1984年にMacintoshを発表したスティーブ・ジョブズ (写真:アフロ)

(ターHELL穴トミヤ:映画評論家)

【今回取り上げている映画】

・『マネー・ショート 華麗なる大逆転』(アダム・マッケイ監督)

・『ザ・コンサルタント』(ギャヴィン・オコナー監督) 

・『スティーブ・ジョブズ』(ダニー・ボイル監督)

※以下、ネタバレあり

増えるアスペルガー症候群の主人公たち

 1995年を境に世界は変わりました。Windows 95が登場し、以後パソコンとインターネットが家庭に普及し始め、全世界のIT(情報技術)化が始まりました。米グーグルは2004年に、フェイスブックは2012年に上場し、2020年の現在では世界の時価総額ランキングトップ10企業のうち過半数をIT企業が占めています。

 同時に、ハリウッド映画に新しいタイプのキャラクターが出現し始めました。それは「アスペルガー症候群」の主人公たち。スクリーンの中で彼らは、他者とのコミュニケーションがうまく取れず、周囲から浮いており、しかし特定の分野に関しては著しく秀でた才能を持つ人間として描かれます。

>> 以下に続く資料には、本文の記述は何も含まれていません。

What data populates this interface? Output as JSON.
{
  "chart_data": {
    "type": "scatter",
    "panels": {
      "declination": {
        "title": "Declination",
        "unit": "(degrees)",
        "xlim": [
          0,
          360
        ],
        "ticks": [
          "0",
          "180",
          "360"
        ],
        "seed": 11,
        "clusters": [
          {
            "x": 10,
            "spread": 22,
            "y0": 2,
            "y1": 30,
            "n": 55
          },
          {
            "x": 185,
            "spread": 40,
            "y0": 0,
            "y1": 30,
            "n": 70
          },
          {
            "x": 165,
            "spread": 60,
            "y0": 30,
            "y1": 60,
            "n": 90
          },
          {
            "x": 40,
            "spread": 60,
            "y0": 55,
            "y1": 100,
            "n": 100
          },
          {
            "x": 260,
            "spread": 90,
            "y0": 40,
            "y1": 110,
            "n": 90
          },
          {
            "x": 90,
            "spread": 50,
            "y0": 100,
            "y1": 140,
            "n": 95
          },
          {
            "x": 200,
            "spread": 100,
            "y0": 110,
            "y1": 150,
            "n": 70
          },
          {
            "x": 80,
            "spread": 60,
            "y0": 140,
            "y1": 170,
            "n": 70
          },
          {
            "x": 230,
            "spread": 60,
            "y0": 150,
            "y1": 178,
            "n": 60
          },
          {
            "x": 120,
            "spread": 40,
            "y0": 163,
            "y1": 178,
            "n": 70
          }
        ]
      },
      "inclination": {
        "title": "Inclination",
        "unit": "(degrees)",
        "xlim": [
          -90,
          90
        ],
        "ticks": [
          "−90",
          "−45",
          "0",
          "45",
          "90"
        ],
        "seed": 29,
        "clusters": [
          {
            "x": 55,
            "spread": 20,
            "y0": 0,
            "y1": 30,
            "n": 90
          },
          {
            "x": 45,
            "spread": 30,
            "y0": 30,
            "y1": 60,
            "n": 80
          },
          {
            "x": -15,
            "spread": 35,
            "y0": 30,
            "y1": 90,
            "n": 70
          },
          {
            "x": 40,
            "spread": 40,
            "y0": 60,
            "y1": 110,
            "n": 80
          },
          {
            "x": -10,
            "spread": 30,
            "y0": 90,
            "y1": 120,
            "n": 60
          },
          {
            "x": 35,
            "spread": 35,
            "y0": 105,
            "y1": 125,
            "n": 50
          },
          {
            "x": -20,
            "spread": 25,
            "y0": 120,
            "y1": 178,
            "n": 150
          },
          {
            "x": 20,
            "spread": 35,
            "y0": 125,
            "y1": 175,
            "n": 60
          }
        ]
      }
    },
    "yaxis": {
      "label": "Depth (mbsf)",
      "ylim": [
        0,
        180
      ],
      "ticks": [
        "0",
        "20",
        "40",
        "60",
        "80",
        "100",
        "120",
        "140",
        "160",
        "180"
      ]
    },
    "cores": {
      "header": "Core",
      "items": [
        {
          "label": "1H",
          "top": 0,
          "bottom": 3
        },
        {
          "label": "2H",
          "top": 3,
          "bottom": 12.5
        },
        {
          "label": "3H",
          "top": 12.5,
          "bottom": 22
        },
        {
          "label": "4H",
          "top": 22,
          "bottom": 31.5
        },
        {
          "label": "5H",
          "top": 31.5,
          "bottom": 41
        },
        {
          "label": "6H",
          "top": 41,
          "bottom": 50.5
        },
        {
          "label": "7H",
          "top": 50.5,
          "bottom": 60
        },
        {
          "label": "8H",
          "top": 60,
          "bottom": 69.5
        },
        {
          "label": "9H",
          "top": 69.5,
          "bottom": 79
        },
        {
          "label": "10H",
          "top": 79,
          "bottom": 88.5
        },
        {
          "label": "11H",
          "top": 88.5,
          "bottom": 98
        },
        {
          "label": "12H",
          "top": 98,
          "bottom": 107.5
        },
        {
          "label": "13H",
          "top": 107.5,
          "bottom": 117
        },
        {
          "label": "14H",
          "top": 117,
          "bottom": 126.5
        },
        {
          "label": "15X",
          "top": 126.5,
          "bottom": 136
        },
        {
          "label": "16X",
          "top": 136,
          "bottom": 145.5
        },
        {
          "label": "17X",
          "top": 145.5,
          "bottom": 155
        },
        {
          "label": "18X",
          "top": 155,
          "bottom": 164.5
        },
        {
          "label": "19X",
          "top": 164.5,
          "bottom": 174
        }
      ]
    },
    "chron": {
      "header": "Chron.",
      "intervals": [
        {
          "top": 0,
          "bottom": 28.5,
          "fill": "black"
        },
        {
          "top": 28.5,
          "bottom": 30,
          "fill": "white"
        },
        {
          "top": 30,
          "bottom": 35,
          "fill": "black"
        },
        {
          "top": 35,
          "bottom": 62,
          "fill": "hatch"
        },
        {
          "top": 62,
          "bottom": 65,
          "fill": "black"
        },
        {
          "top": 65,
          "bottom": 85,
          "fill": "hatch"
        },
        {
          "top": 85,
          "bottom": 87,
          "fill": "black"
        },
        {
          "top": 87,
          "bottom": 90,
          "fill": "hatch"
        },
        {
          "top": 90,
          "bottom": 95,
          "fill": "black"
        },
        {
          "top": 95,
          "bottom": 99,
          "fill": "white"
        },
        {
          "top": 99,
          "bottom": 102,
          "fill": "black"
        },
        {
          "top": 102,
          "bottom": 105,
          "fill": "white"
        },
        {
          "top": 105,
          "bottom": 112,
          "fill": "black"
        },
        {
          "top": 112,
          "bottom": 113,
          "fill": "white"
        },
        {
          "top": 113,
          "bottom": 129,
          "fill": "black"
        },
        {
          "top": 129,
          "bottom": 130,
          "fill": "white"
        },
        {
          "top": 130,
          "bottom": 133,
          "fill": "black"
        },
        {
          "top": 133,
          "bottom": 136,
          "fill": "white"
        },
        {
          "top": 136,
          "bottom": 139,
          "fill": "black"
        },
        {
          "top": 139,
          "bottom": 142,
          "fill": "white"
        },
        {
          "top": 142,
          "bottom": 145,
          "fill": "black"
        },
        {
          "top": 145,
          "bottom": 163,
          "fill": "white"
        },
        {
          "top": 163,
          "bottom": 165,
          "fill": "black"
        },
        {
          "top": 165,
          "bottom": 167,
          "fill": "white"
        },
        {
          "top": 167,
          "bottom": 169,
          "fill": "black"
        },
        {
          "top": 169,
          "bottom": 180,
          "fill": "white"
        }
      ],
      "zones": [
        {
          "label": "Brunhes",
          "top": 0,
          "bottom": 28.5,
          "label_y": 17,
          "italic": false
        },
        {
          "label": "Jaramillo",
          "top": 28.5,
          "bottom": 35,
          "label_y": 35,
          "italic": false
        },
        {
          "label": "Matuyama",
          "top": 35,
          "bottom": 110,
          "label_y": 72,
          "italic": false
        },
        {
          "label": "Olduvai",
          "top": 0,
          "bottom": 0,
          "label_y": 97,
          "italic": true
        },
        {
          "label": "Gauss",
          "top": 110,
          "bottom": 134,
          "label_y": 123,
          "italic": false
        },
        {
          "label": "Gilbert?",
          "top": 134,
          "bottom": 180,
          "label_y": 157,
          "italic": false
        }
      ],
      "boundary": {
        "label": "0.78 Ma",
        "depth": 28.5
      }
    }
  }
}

 この“変わった性格”が障害だと言われ出したのは最近のことで、昔はただの変わり者とか、偏屈者とか呼ばれ、陽の当たらない場所に追いやられていたのかもしれません。しかしコンピューター分野の発展とともに、彼らの活躍の場は飛躍的に広がりました。シリコンバレーからアスペルガー症候群(と言われている)の億万長者が次々と誕生する中、ハリウッドは彼らの物語を通して何を語っているのか。3つの作品を通じて探っていきます。